The posture of the resurrection
Walk into a church in Greece, Romania, or Russia and one of the first things you may notice is what is missing: rows of seats. The nave is open floor, and the people stand — men and women, children, the very old leaning on a rail along the wall. This is not austerity for its own sake. From the earliest centuries Christians prayed standing, and the Fathers read the posture as a small confession of faith: a servant stands in the presence of the master, a watchman stands at his post, and above all, one who has been raised from the dead stands upright. The Greek word for resurrection, anastasis, literally means "standing up."
St. Basil the Great, writing in the fourth century, counted standing at Sunday prayer among the unwritten customs handed down in the Church: we stand, he explains, because we rose with Christ and are bound to seek the things that are above, and because Sunday is an image of the age to come. The services themselves keep nudging the body awake — again and again the deacon calls the people to stand aright and attend. Orthodox worship assumes that prayer is something the whole person does, body included, and standing is its baseline.
About the pews
The open nave is the older arrangement, and across much of the Orthodox world it remains the norm, with benches or stalls along the walls for those who need them. But practice varies. In North America and Western Europe many parishes have pews — some inherited with buildings purchased from other Christian communities, some installed because local custom expected them. Where pews exist, the congregation typically sits for the homily and certain readings and stands at the great moments: the entrances, the Gospel, the Anaphora, and Holy Communion.
None of this is policed, and no one is judged for sitting. The elderly, the pregnant, parents holding sleeping children, anyone unwell — all sit freely, and a piece of pastoral advice long repeated among Russian believers holds that it is better to sit thinking of God than to stand thinking of your feet.
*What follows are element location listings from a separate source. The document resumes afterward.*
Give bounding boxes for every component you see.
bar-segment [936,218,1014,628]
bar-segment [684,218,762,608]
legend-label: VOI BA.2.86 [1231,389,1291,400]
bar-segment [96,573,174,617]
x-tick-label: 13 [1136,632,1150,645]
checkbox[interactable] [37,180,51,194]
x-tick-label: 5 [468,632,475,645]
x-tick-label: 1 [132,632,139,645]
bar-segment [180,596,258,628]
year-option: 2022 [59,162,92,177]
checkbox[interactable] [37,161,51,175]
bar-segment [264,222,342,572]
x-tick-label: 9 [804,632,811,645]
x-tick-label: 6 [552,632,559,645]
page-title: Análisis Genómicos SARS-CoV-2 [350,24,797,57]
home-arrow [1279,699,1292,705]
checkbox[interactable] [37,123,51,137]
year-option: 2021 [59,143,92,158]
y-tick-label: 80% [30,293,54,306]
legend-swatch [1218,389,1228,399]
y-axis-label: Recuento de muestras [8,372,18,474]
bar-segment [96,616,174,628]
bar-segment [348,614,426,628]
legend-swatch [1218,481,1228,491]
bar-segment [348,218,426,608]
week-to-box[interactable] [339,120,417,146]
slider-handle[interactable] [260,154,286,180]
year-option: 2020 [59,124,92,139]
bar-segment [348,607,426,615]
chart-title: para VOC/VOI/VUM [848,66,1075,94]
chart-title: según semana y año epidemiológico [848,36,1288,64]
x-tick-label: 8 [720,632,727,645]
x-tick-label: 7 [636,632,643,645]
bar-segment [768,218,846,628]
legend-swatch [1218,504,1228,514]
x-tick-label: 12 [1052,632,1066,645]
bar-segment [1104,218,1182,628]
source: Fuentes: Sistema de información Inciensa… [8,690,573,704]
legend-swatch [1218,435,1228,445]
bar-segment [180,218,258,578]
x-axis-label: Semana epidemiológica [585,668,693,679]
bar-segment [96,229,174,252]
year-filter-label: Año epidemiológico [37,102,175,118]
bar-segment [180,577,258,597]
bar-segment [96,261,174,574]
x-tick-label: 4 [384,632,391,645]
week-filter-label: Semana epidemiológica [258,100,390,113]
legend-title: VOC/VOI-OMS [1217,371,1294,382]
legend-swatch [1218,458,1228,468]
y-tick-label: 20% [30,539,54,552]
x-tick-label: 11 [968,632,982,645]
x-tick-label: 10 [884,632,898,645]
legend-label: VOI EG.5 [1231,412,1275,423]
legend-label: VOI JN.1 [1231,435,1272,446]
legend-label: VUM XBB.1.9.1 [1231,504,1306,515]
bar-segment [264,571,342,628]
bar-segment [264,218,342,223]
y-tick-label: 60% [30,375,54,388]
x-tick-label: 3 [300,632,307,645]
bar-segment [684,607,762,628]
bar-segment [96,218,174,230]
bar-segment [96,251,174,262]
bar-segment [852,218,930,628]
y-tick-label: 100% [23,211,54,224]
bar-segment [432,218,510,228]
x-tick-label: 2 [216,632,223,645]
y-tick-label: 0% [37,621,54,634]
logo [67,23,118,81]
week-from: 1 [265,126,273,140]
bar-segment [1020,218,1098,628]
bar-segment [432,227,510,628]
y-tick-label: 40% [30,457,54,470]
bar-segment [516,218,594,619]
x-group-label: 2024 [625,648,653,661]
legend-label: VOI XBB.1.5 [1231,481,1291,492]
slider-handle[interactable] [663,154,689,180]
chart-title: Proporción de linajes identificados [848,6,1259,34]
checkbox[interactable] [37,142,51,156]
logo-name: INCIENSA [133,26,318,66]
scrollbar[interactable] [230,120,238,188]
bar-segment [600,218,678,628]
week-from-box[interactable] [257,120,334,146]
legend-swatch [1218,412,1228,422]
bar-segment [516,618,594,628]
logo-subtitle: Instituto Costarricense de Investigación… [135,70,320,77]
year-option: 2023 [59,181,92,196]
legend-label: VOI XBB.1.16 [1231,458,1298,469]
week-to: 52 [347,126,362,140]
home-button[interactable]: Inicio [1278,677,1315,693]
A newcomer's rule of thumb is simple: stand when the people around you stand, sit when they sit, and do not worry about the rest.
Kneeling, and the Sunday rule
Kneeling belongs to Orthodox worship too — but it belongs to its penitential register: weekday services, and above all Great Lent, when prostrations fill the services. Sunday is different. So highly did the early Church prize the standing posture on the day of the resurrection that the First Ecumenical Council at Nicaea (325) devoted its twentieth canon to it: "Forasmuch as there are certain persons who kneel on the Lord's Day and in the days of Pentecost, therefore, to the intent that all things may be uniformly observed everywhere (in every parish), it seems good to the holy Synod that prayer be made to God standing." The Council in Trullo (692) reaffirmed the rule, and the same joy governs the fifty days from Pascha to Pentecost, when kneeling and prostrations are set aside altogether. The season ends memorably: at Vespers of Pentecost the Church appoints the famous "kneeling prayers," and the faithful bend their knees for the first time since Pascha night.
In practice, use varies today. In some parishes, especially in North America, the faithful kneel at the consecration even on Sundays; in others the ancient canon is kept strictly; monasteries have their own rhythm. Neither side should judge the other — follow your parish's custom and your priest's guidance. The canon was never about gymnastics but about theology: every Sunday is a little Pascha, and risen people stand.